At serve a tennis player aims to hit the ball horizontally. What minimum speed is required for the ball to clear the 0.90 m high net about 16.0 m from the server if the ball is hit from a height2.10m?

Answer 1

There is nothing wrong with the approach above my answer, but it is really useful (especially on tests and quizzes and the AP) to know how to do this class of problem generally, so I will take the time to "lay it out" for you. Once you own this stuff, these questions are a snap!

There are several ways to "cast" the projectile equations, but for the "does the ball clear the wall/net/whatever, the "solved" parametric equations (to get a parabola in x and y) are best...

To do this...

Use the equation: height=h=1/2 at^2 + vyo*t +h0 (with x=vxo * t) where vyo is the initial velocity in the y direction and vxo is the initial x direction velocity...which, of course, without air resistance is constant)

Substituting to eliminate the parameter t...

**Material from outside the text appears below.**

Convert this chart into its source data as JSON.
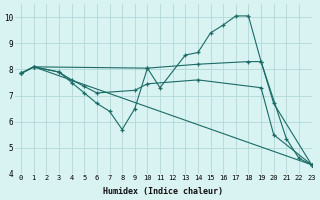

h = -1/2 a (x/vxo)^2 + vyo * (x/vxo) + ho

is now the general equation for finding the height of a projectile at ANY value of x (horizontal distance from launch).

Any number of questions can now be handled easily with this equation. Note h is positive UP, so I put the negative sign in front of the acceleration term to remind you that it acts DOWNWARD.

For your problem ho=2.5 m, vyo=0, let's use a=10.0 m/s^2 and just clearing the net, sets x=15.0 m (and h=.90 m).

Now, we can solve for the horizontal velocity that "get's the job done".

.90 = -1/2 (10.0) (15.0/vxo)^2 + 2.50 which gives...

1.60 * 2/10 = 225/vxo^2 = .32 so vxo=SQRT(225/.32) m/s

vxo=SQRT(731) = about 27 m/s (I do not have a calculator in my study).

To determine the flight time and landing position...

Recall that the flight time will be the same as if the ball were dropped from 2.50 meters...

h= 1/2 at^2 and so...5/10 = .50 = t^2 so t=.70 sec (about)

Now use vx=27 m/s with t=.70 to finf the range..

dist=rate * time = 27 * .70 = about 19 meters from the point of service.